OpenAI telah menjalin kerjasama dengan Microsoft sebagai mitra utama dalam pengembangan model AI. Dalam perjanjian ini, Microsoft mendapatkan hak kekayaan intelektual serta eksklusivitas atas API (Application Programming Interface) Azure hingga OpenAI secara resmi mengumumkan pencapaian AGI (platform layanan komputasi awan milik Microsoft). Kedua perusahaan tersebut menambahkan beberapa ketentuan baru dalam kerjasama ini. Beberapa poin penting yang disepakati adalah:

  1. Pengumuman AGI dan OpenAI harus melalui proses verifikasi oleh panel ahli yang independen.
  2. Hak kekayaan intelektual Microsoft untuk model dan produk akan diperpanjang hingga tahun 2032, termasuk model yang dikembangkan setelah pencapaian AGI.
  3. OpenAI diizinkan untuk menciptakan produk bersama pihak ketiga.
  4. Hak kekayaan intelektual Microsoft tidak mencakup perangkat keras (hardware) yang ditujukan untuk konsumen.
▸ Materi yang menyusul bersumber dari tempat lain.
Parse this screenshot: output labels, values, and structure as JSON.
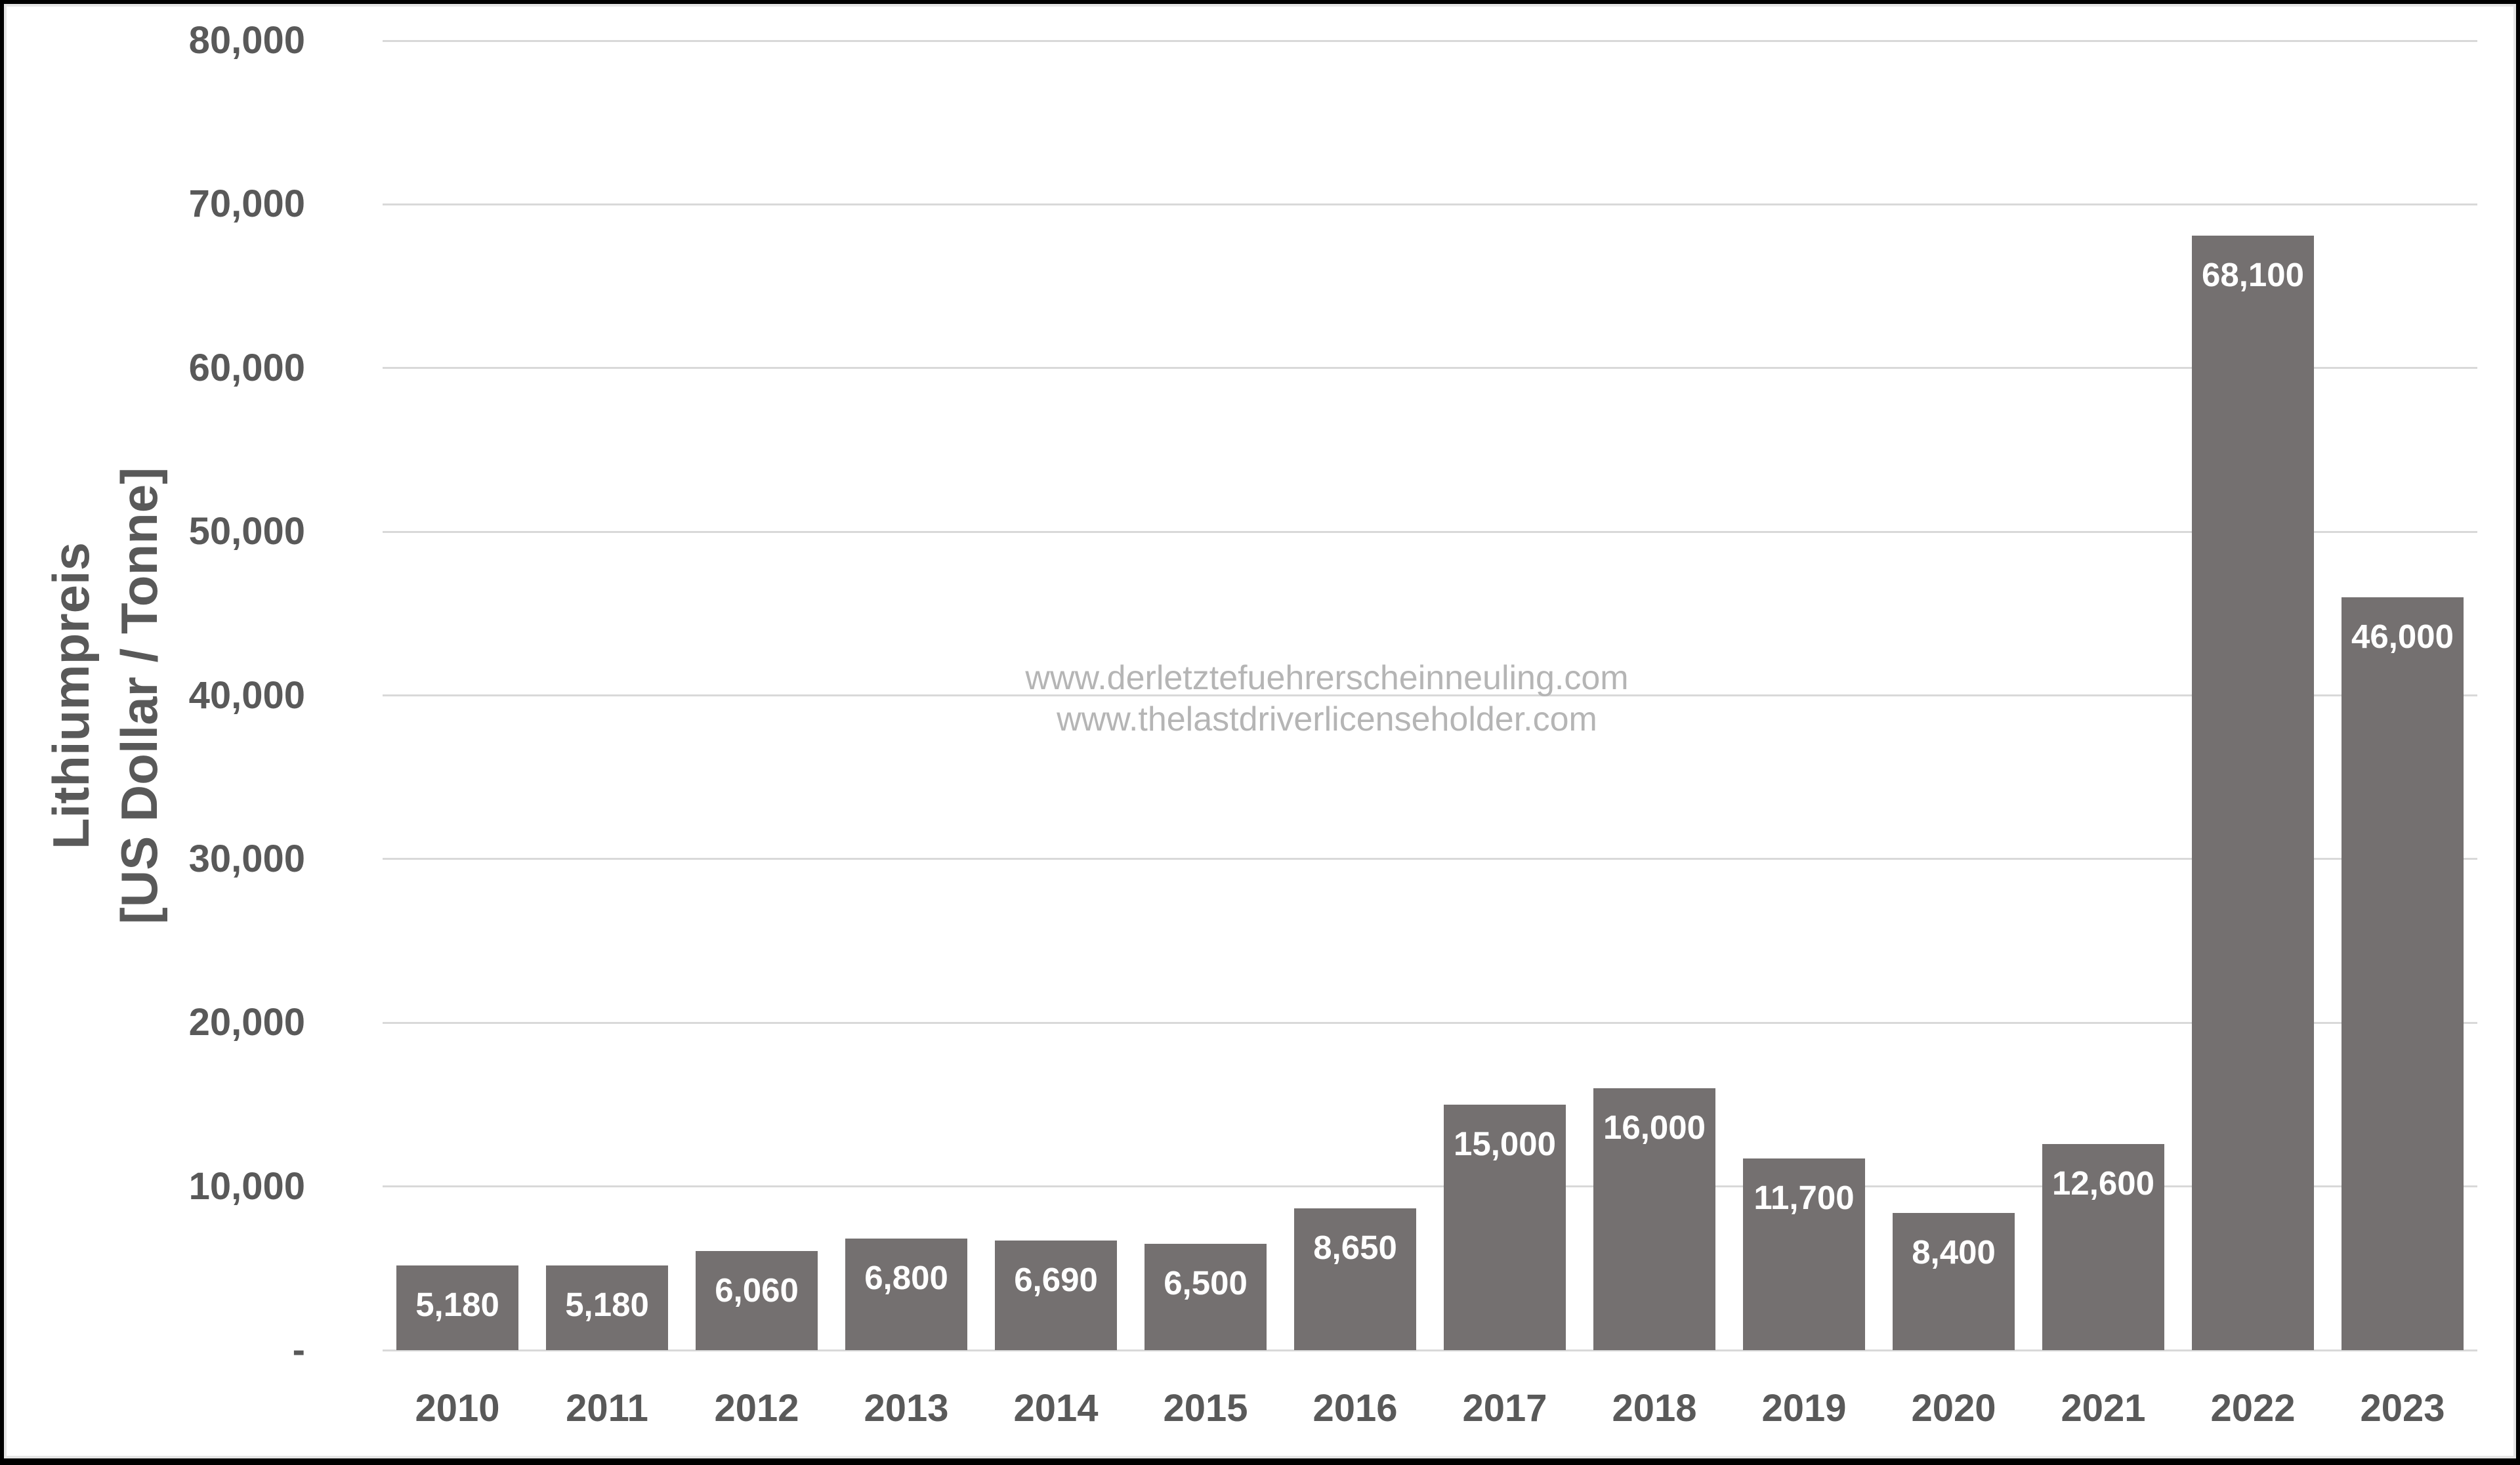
{
  "chart": {
    "y_axis_title_line1": "Lithiumpreis",
    "y_axis_title_line2": "[US Dollar / Tonne]"
  },
  "watermark": {
    "line1": "www.derletztefuehrerscheinneuling.com",
    "line2": "www.thelastdriverlicenseholder.com"
  },
  "chart_data": {
    "type": "bar",
    "title": "",
    "xlabel": "",
    "ylabel": "Lithiumpreis [US Dollar / Tonne]",
    "ylim": [
      0,
      80000
    ],
    "grid": "horizontal",
    "legend": "none",
    "categories": [
      "2010",
      "2011",
      "2012",
      "2013",
      "2014",
      "2015",
      "2016",
      "2017",
      "2018",
      "2019",
      "2020",
      "2021",
      "2022",
      "2023"
    ],
    "values": [
      5180,
      5180,
      6060,
      6800,
      6690,
      6500,
      8650,
      15000,
      16000,
      11700,
      8400,
      12600,
      68100,
      46000
    ],
    "value_labels": [
      "5,180",
      "5,180",
      "6,060",
      "6,800",
      "6,690",
      "6,500",
      "8,650",
      "15,000",
      "16,000",
      "11,700",
      "8,400",
      "12,600",
      "68,100",
      "46,000"
    ],
    "yticks": [
      {
        "value": 80000,
        "label": "80,000"
      },
      {
        "value": 70000,
        "label": "70,000"
      },
      {
        "value": 60000,
        "label": "60,000"
      },
      {
        "value": 50000,
        "label": "50,000"
      },
      {
        "value": 40000,
        "label": "40,000"
      },
      {
        "value": 30000,
        "label": "30,000"
      },
      {
        "value": 20000,
        "label": "20,000"
      },
      {
        "value": 10000,
        "label": "10,000"
      },
      {
        "value": 0,
        "label": "-"
      }
    ]
  },
  "colors": {
    "bar": "#747070",
    "value_label": "#ffffff",
    "axis_text": "#595959",
    "gridline": "#d9d9d9",
    "watermark": "#b5b5b5",
    "frame": "#000000",
    "inner_border": "#e5e5e5"
  }
}
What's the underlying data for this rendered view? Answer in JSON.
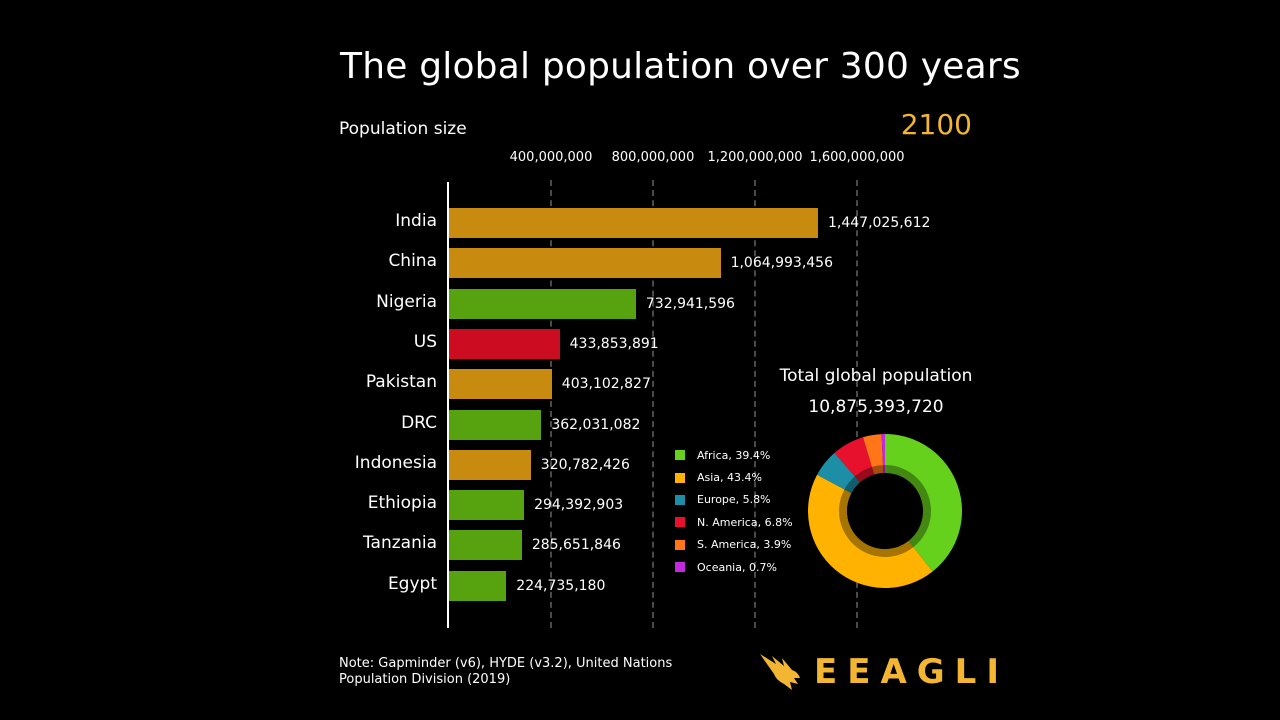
{
  "header": {
    "title": "The global population over 300 years",
    "subtitle": "Population size",
    "year": "2100"
  },
  "chart_data": [
    {
      "type": "bar",
      "orientation": "horizontal",
      "xlabel": "Population size",
      "xlim": [
        0,
        1700000000
      ],
      "xticks": [
        400000000,
        800000000,
        1200000000,
        1600000000
      ],
      "xtick_labels": [
        "400,000,000",
        "800,000,000",
        "1,200,000,000",
        "1,600,000,000"
      ],
      "grid": true,
      "categories": [
        "India",
        "China",
        "Nigeria",
        "US",
        "Pakistan",
        "DRC",
        "Indonesia",
        "Ethiopia",
        "Tanzania",
        "Egypt"
      ],
      "values": [
        1447025612,
        1064993456,
        732941596,
        433853891,
        403102827,
        362031082,
        320782426,
        294392903,
        285651846,
        224735180
      ],
      "value_labels": [
        "1,447,025,612",
        "1,064,993,456",
        "732,941,596",
        "433,853,891",
        "403,102,827",
        "362,031,082",
        "320,782,426",
        "294,392,903",
        "285,651,846",
        "224,735,180"
      ],
      "bar_regions": [
        "Asia",
        "Asia",
        "Africa",
        "N. America",
        "Asia",
        "Africa",
        "Asia",
        "Africa",
        "Africa",
        "Africa"
      ]
    },
    {
      "type": "pie",
      "style": "donut",
      "title": "Total global population",
      "total": "10,875,393,720",
      "slices": [
        {
          "label": "Africa",
          "value": 39.4,
          "legend": "Africa, 39.4%",
          "color": "#66d11c"
        },
        {
          "label": "Asia",
          "value": 43.4,
          "legend": "Asia, 43.4%",
          "color": "#ffb300"
        },
        {
          "label": "Europe",
          "value": 5.8,
          "legend": "Europe, 5.8%",
          "color": "#1c8fa6"
        },
        {
          "label": "N. America",
          "value": 6.8,
          "legend": "N. America, 6.8%",
          "color": "#e8112d"
        },
        {
          "label": "S. America",
          "value": 3.9,
          "legend": "S. America, 3.9%",
          "color": "#ff7518"
        },
        {
          "label": "Oceania",
          "value": 0.7,
          "legend": "Oceania, 0.7%",
          "color": "#c32ae0"
        }
      ],
      "legend_position": "left"
    }
  ],
  "colors": {
    "Africa_bar": "#56a30f",
    "Asia_bar": "#c98b0f",
    "N. America_bar": "#cc0c20",
    "accent": "#f2b632"
  },
  "footer": {
    "note_line1": "Note: Gapminder (v6), HYDE (v3.2), United Nations",
    "note_line2": "Population Division (2019)",
    "logo_text": "EEAGLI",
    "logo_icon": "eagle-icon"
  }
}
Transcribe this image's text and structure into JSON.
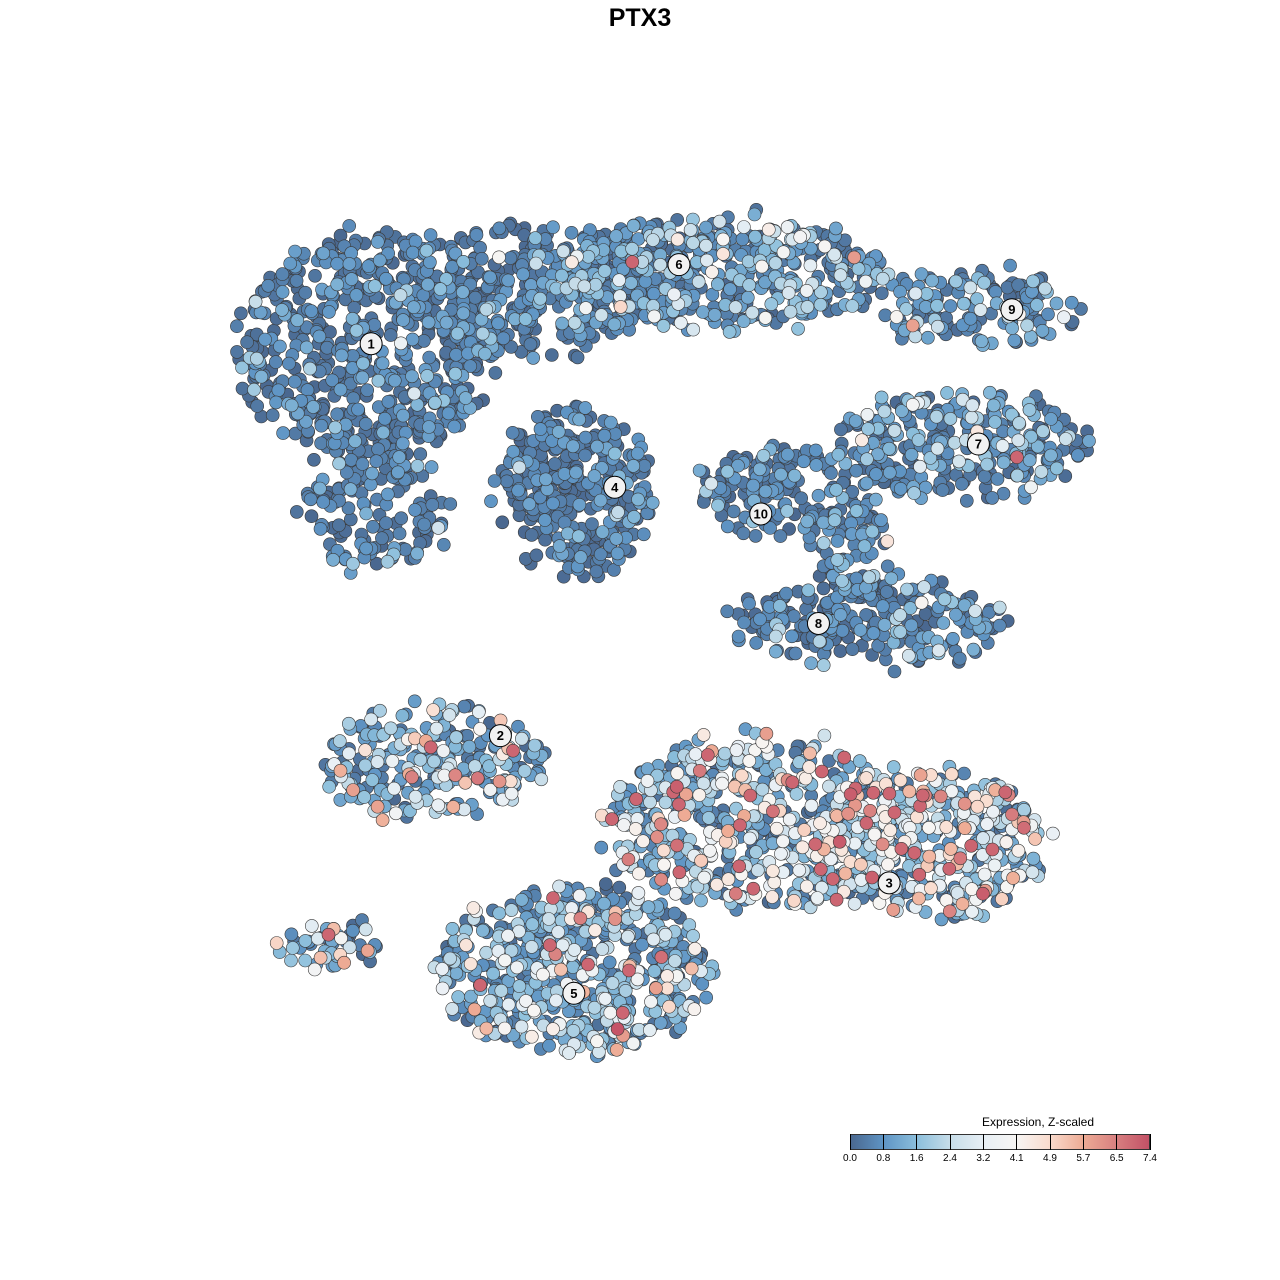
{
  "chart_data": {
    "type": "scatter",
    "title": "PTX3",
    "xlabel": "",
    "ylabel": "",
    "axes_visible": false,
    "grid": false,
    "xlim": [
      0,
      100
    ],
    "ylim": [
      0,
      100
    ],
    "legend": {
      "title": "Expression, Z-scaled",
      "placement": "bottom-right",
      "ticks": [
        "0.0",
        "0.8",
        "1.6",
        "2.4",
        "3.2",
        "4.1",
        "4.9",
        "5.7",
        "6.5",
        "7.4"
      ],
      "range": [
        0,
        7.4
      ],
      "colors": [
        "#4a6890",
        "#5f95c5",
        "#8cbfdc",
        "#c7dde9",
        "#e7eff5",
        "#f7f5f3",
        "#f9dbcd",
        "#eeac95",
        "#d88080",
        "#c35166"
      ]
    },
    "clusters": [
      {
        "label": "1",
        "x": 18.4,
        "y": 82.2,
        "mean_expression": 0.6,
        "blobs": [
          [
            18,
            82,
            14,
            12,
            600
          ],
          [
            35,
            88,
            14,
            7,
            350
          ],
          [
            19,
            64,
            8,
            7,
            150
          ]
        ]
      },
      {
        "label": "2",
        "x": 32.3,
        "y": 39.6,
        "mean_expression": 1.9,
        "blobs": [
          [
            25,
            37,
            12,
            6,
            260
          ]
        ]
      },
      {
        "label": "3",
        "x": 74.1,
        "y": 23.6,
        "mean_expression": 2.8,
        "blobs": [
          [
            60,
            30,
            17,
            9,
            550
          ],
          [
            78,
            28,
            13,
            8,
            450
          ]
        ]
      },
      {
        "label": "4",
        "x": 44.6,
        "y": 66.6,
        "mean_expression": 0.5,
        "blobs": [
          [
            40.3,
            66.3,
            8,
            9,
            350
          ]
        ]
      },
      {
        "label": "5",
        "x": 40.2,
        "y": 11.6,
        "mean_expression": 1.8,
        "blobs": [
          [
            40,
            14,
            15,
            9,
            600
          ]
        ]
      },
      {
        "label": "6",
        "x": 51.5,
        "y": 90.8,
        "mean_expression": 1.2,
        "blobs": [
          [
            56,
            90,
            18,
            6,
            500
          ]
        ]
      },
      {
        "label": "7",
        "x": 83.7,
        "y": 71.3,
        "mean_expression": 1.2,
        "blobs": [
          [
            82,
            71,
            14,
            6,
            300
          ]
        ]
      },
      {
        "label": "8",
        "x": 66.5,
        "y": 51.8,
        "mean_expression": 0.8,
        "blobs": [
          [
            72,
            52,
            15,
            5,
            250
          ],
          [
            70,
            60,
            4,
            6,
            80
          ]
        ]
      },
      {
        "label": "9",
        "x": 87.3,
        "y": 85.9,
        "mean_expression": 1.0,
        "blobs": [
          [
            84,
            86,
            11,
            4,
            150
          ]
        ]
      },
      {
        "label": "10",
        "x": 60.3,
        "y": 63.7,
        "mean_expression": 0.6,
        "blobs": [
          [
            62,
            66,
            8,
            5,
            150
          ]
        ]
      },
      {
        "label": "",
        "x": 13,
        "y": 18,
        "mean_expression": 2.4,
        "blobs": [
          [
            13,
            17,
            6,
            3,
            50
          ]
        ]
      }
    ]
  }
}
Walaupun OpenAI menyentuh isu restrukturisasi, mereka tetap menekankan bahwa unit bisnisnya beroperasi sebagai organisasi nirlaba. Fokus utama mereka adalah melanjutkan misi perusahaan, termasuk menciptakan solusi AI untuk mengatasi tantangan yang kompleks.

Dalam diskusi mereka, Altman dan Pachocki menyoroti tujuan perusahaan untuk mencapai berbagai sasaran, termasuk pengembangan kecerdasan super dan otomatisasi dalam penemuan ilmiah. Kecerdasan super merujuk pada AI yang bersifat hipotetis dan memiliki kemampuan yang jauh melebihi kecerdasan manusia dalam semua aspek, seperti pemecahan masalah, kreativitas, dan pemahaman emosional.

Selain itu, OpenAI Foundation dan OpenAI Group akan berkolaborasi untuk merumuskan solusi terhadap tantangan dan peluang yang muncul akibat kemajuan teknologi AI. Dengan demikian, AI dapat berfungsi sebagai alat yang bermanfaat bagi semua orang, membangun sistem yang aman dan harmonis, mendorong penemuan ilmiah, serta meningkatkan kerja sama dan ketahanan di tingkat global.